The good news, according to a new study backed by the National Science Foundation, is that overall, the U.S. has been making efforts to avoid development in flood zones, defined as an area that has a 1 percent chance of flooding in any given year. That’s particularly true in coastal areas, where urban development in these places has generally decreased. There have, however been prominent exceptions. Development in Miami has been continuing apace, despite the extreme risk presented by both storm-related flooding and rising sea levels.
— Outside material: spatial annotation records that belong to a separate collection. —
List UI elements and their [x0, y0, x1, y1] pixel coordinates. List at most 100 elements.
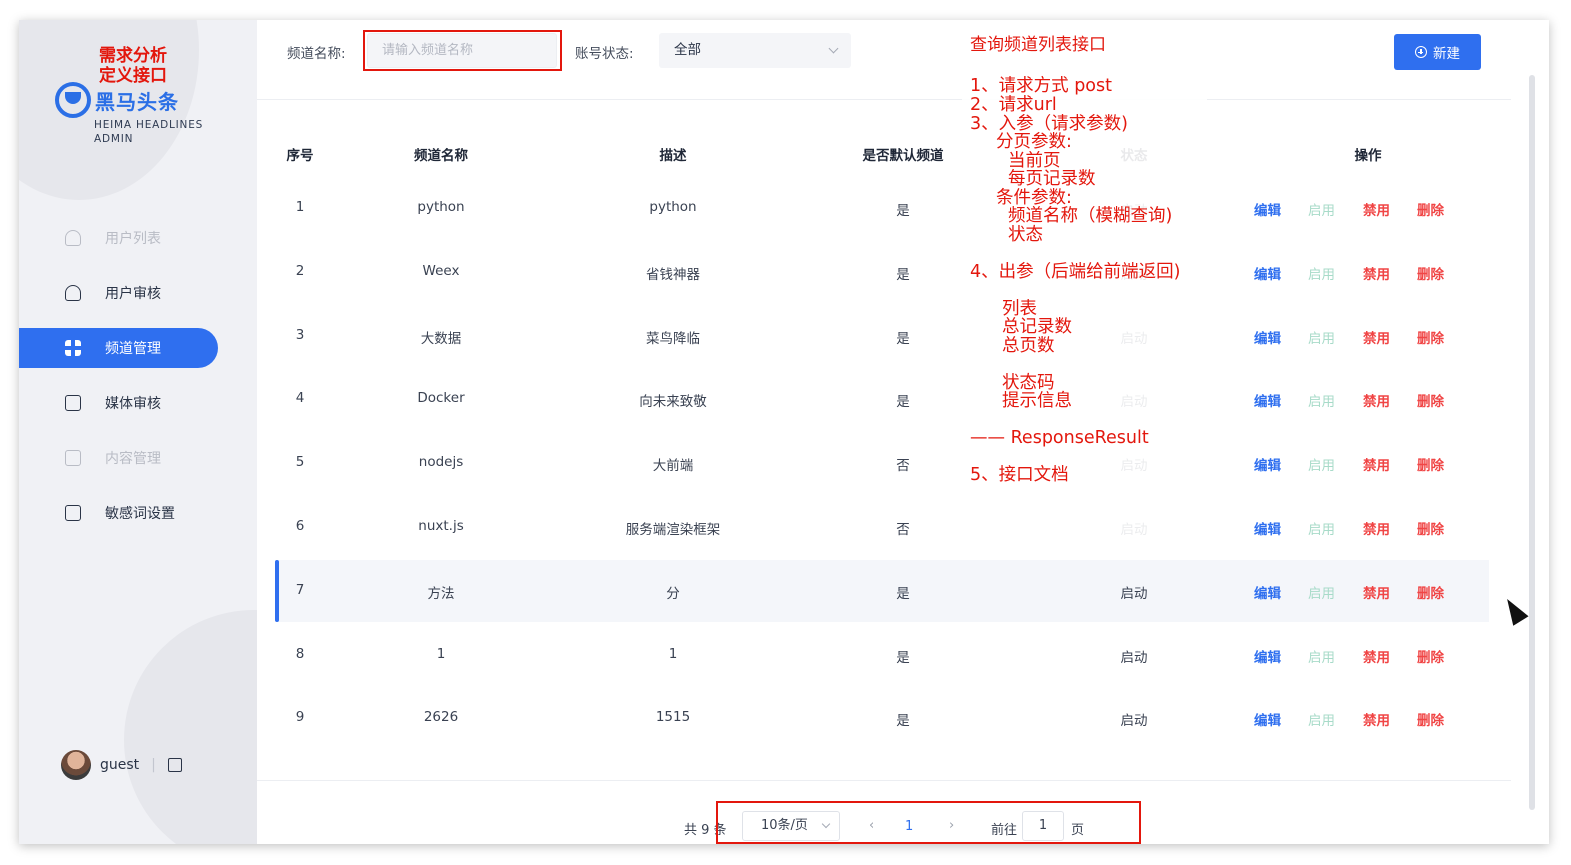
- cell-desc: 省钱神器: [646, 266, 700, 283]
- delete-button[interactable]: 删除: [1417, 646, 1444, 666]
- delete-button[interactable]: 删除: [1417, 518, 1444, 538]
- table-row[interactable]: 8 1 1 是 启动 编辑 启用 禁用 删除: [277, 624, 1489, 686]
- annotation-panel: 查询频道列表接口 1、请求方式 post 2、请求url 3、入参（请求参数) …: [962, 36, 1207, 558]
- disable-button[interactable]: 禁用: [1363, 454, 1390, 474]
- table-row[interactable]: 4Docker向未来致敬是启动编辑启用禁用删除: [277, 368, 1489, 430]
- table-row[interactable]: 2Weex省钱神器是启动编辑启用禁用删除: [277, 241, 1489, 303]
- disable-button[interactable]: 禁用: [1363, 327, 1390, 347]
- cell-name: Weex: [422, 262, 460, 279]
- disable-button[interactable]: 禁用: [1363, 518, 1390, 538]
- cell-name: 方法: [427, 585, 455, 602]
- delete-button[interactable]: 删除: [1417, 454, 1444, 474]
- cell-no: 8: [295, 645, 305, 662]
- cell-status: 启动: [1120, 713, 1148, 730]
- table-row[interactable]: 1pythonpython是启动编辑启用禁用删除: [277, 177, 1489, 239]
- cell-default: 否: [896, 522, 910, 538]
- enable-button[interactable]: 启用: [1308, 454, 1335, 474]
- chevron-down-icon: [828, 43, 839, 54]
- filter-bar: 频道名称: 请输入频道名称 账号状态: 全部 新建: [257, 20, 1511, 100]
- edit-button[interactable]: 编辑: [1254, 646, 1281, 666]
- vertical-scrollbar[interactable]: [1529, 75, 1535, 810]
- annotation-line: 状态码: [1002, 373, 1055, 393]
- cell-default: 是: [896, 330, 910, 347]
- annotation-line: 需求分析: [99, 46, 167, 66]
- cell-desc: 1515: [655, 709, 691, 726]
- status-select[interactable]: 全部: [659, 33, 851, 68]
- annotation-line: 总页数: [1002, 336, 1055, 356]
- cell-desc: 大前端: [652, 458, 694, 475]
- cell-name: 1: [436, 645, 446, 662]
- delete-button[interactable]: 删除: [1417, 263, 1444, 283]
- enable-button[interactable]: 启用: [1308, 709, 1335, 729]
- table-row[interactable]: 5nodejs大前端否启动编辑启用禁用删除: [277, 432, 1489, 494]
- avatar[interactable]: [61, 750, 91, 780]
- logo-text: 黑马头条: [95, 89, 179, 114]
- cell-default: 是: [896, 713, 910, 730]
- new-channel-button[interactable]: 新建: [1394, 34, 1481, 70]
- disable-button[interactable]: 禁用: [1363, 390, 1390, 410]
- sidebar-item-content-management[interactable]: 内容管理: [19, 438, 257, 478]
- cell-no: 9: [295, 709, 305, 726]
- sidebar-item-user-review[interactable]: 用户审核: [19, 273, 257, 313]
- delete-button[interactable]: 删除: [1417, 390, 1444, 410]
- enable-button[interactable]: 启用: [1308, 646, 1335, 666]
- enable-button[interactable]: 启用: [1308, 518, 1335, 538]
- cell-no: 6: [295, 518, 305, 534]
- sidebar: 需求分析 定义接口 黑马头条 HEIMA HEADLINES ADMIN 用户列…: [19, 20, 257, 844]
- annotation-line: 分页参数:: [996, 132, 1072, 152]
- header-no: 序号: [286, 148, 314, 164]
- sidebar-item-label: 媒体审核: [105, 396, 161, 412]
- annotation-box-pagination: [716, 801, 1141, 844]
- disable-button[interactable]: 禁用: [1363, 582, 1390, 602]
- enable-button[interactable]: 启用: [1308, 263, 1335, 283]
- table-row[interactable]: 6nuxt.js服务端渲染框架否启动编辑启用禁用删除: [277, 496, 1489, 558]
- delete-button[interactable]: 删除: [1417, 709, 1444, 729]
- enable-button[interactable]: 启用: [1308, 390, 1335, 410]
- cell-default: 是: [896, 203, 910, 219]
- user-box: guest |: [61, 750, 182, 780]
- logo-subtitle: HEIMA HEADLINES ADMIN: [94, 119, 204, 145]
- user-name: guest: [100, 757, 140, 773]
- annotation-line: 5、接口文档: [970, 465, 1069, 485]
- disable-button[interactable]: 禁用: [1363, 263, 1390, 283]
- header-default: 是否默认频道: [862, 148, 944, 164]
- sidebar-item-user-list[interactable]: 用户列表: [19, 218, 257, 258]
- logo-bird-icon: [55, 82, 91, 118]
- edit-button[interactable]: 编辑: [1254, 263, 1281, 283]
- table-row[interactable]: 9 2626 1515 是 启动 编辑 启用 禁用 删除: [277, 687, 1489, 749]
- edit-button[interactable]: 编辑: [1254, 390, 1281, 410]
- box-icon: [65, 450, 81, 466]
- bg-circle-bottom: [124, 610, 257, 844]
- delete-button[interactable]: 删除: [1417, 327, 1444, 347]
- cell-no: 5: [295, 454, 305, 471]
- disable-button[interactable]: 禁用: [1363, 199, 1390, 219]
- sidebar-item-channel-management[interactable]: 频道管理: [19, 328, 218, 368]
- delete-button[interactable]: 删除: [1417, 199, 1444, 219]
- annotation-line: 4、出参（后端给前端返回): [970, 262, 1181, 282]
- sidebar-item-media-review[interactable]: 媒体审核: [19, 383, 257, 423]
- disable-button[interactable]: 禁用: [1363, 646, 1390, 666]
- enable-button[interactable]: 启用: [1308, 327, 1335, 347]
- edit-button[interactable]: 编辑: [1254, 582, 1281, 602]
- edit-button[interactable]: 编辑: [1254, 518, 1281, 538]
- cell-name: python: [417, 199, 465, 215]
- cell-status: 启动: [1120, 585, 1148, 602]
- edit-button[interactable]: 编辑: [1254, 454, 1281, 474]
- table-row[interactable]: 7 方法 分 是 启动 编辑 启用 禁用 删除: [275, 559, 1489, 622]
- edit-button[interactable]: 编辑: [1254, 199, 1281, 219]
- cell-no: 7: [295, 581, 305, 598]
- app-window: 需求分析 定义接口 黑马头条 HEIMA HEADLINES ADMIN 用户列…: [19, 20, 1549, 844]
- cell-default: 是: [896, 585, 910, 602]
- edit-button[interactable]: 编辑: [1254, 327, 1281, 347]
- disable-button[interactable]: 禁用: [1363, 709, 1390, 729]
- table-row[interactable]: 3大数据菜鸟降临是启动编辑启用禁用删除: [277, 305, 1489, 367]
- enable-button[interactable]: 启用: [1308, 199, 1335, 219]
- media-review-icon: [65, 395, 81, 411]
- logout-icon[interactable]: [167, 758, 182, 772]
- sidebar-item-sensitive-words[interactable]: 敏感词设置: [19, 493, 257, 533]
- delete-button[interactable]: 删除: [1417, 582, 1444, 602]
- enable-button[interactable]: 启用: [1308, 582, 1335, 602]
- cell-no: 3: [295, 326, 305, 343]
- edit-button[interactable]: 编辑: [1254, 709, 1281, 729]
- status-select-value: 全部: [674, 42, 701, 58]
And in the New Jersey shore towns devastated by Hurricane Sandy, as the New York Times reported last week, there’s been a boom in new high-end housing steps from the beach.

But when the researchers overlaid national data on land cover, flood hazard, and population onto the U.S. as a whole, they found something alarming. "Within this general trend, a surprising result is that we found more [increase in] urban development in the flood zones in the inland counties than in coastal areas,” says Nina Lam, a professor of environmental studies at Louisiana State University and the study’s lead author.

This map of the rate of change in urban development inside flood zones between 2001 and 2011 show pockets (in orange shades) of high increase of urban land inside areas that are at risk of flooding. (Reprinted by permission of the AAG, from Changes in Exposure to Flood Hazards in the United States, by Yi Qiang, Nina S. N. Lam, Heng Cai, Lei Zou)

Though it wasn’t part of the study, the researchers suspect that it could be a lack of awareness about the flooding risks within inland communities. Residents might misinterpret the term “100-year-flood” to mean that a flood happens once every century. But what the term really means is that an area has 1-in-100 chance of flood in any given year, based on the historic record. There’s another 1-percent chance of an equal (or greater) flood two years in a row. Lam adds that it’s not just named storms like Hurricane Katrina or Tropical Storm Cindy, which are more of a risk in coastal areas, that result in these floods. Heavy, nameless downpours can easily cause catastrophic localized flooding, as they did in South Carolina in 2015 and in West Virginia last year. But because they don’t get quite the same media coverage, people are less aware of the risks.

Case in point: In the aftermath of Hurricane Katrina, says Lam, many New Orleanians moved inland to East Baton Rouge Parish. But the water followed them: In 2016, continuous torrential downpours dumped as much as two feet of rain in parts of East Baton Rouge in two days, causing an estimated $8 billion in damages for the whole state. That was a “1,000-year rain,” meaning there was a 0.1 percent chance of it occurring in any given year.

But terms like 100-year, 500-year, and 1,000-year floods are increasingly outdated, as my colleague Laura Bliss wrote about Baton Rouge last year. Given the Earth’s warmer atmosphere, flood risk assessments need to be updated accordingly.

Flood risks also may not be high on the list of priorities when developers choose where to build, particularly in inland areas. That’s troublesome because that also means that they are less prepared than their coastal counterparts to mitigate the impact when a storm hits. The thing is that forecasting inland flooding is tricky, according to NOAA. It’s a balancing act between predicting the amount of rainfall—a challenge in itself—and where it will hit hardest. A small shift in a storm’s path is enough to decide which rivers will and won’t flood.

Lam does note, however, that the in the years not included in her study (2012 and beyond) intense rain events that affect inland communities have aroused more attention, which she imagines should decrease that knowledge gap. But the study, and the storms—whether named ones like Cindy or the many nameless ones that will follow in its wake—should serve as a “wake-up call.”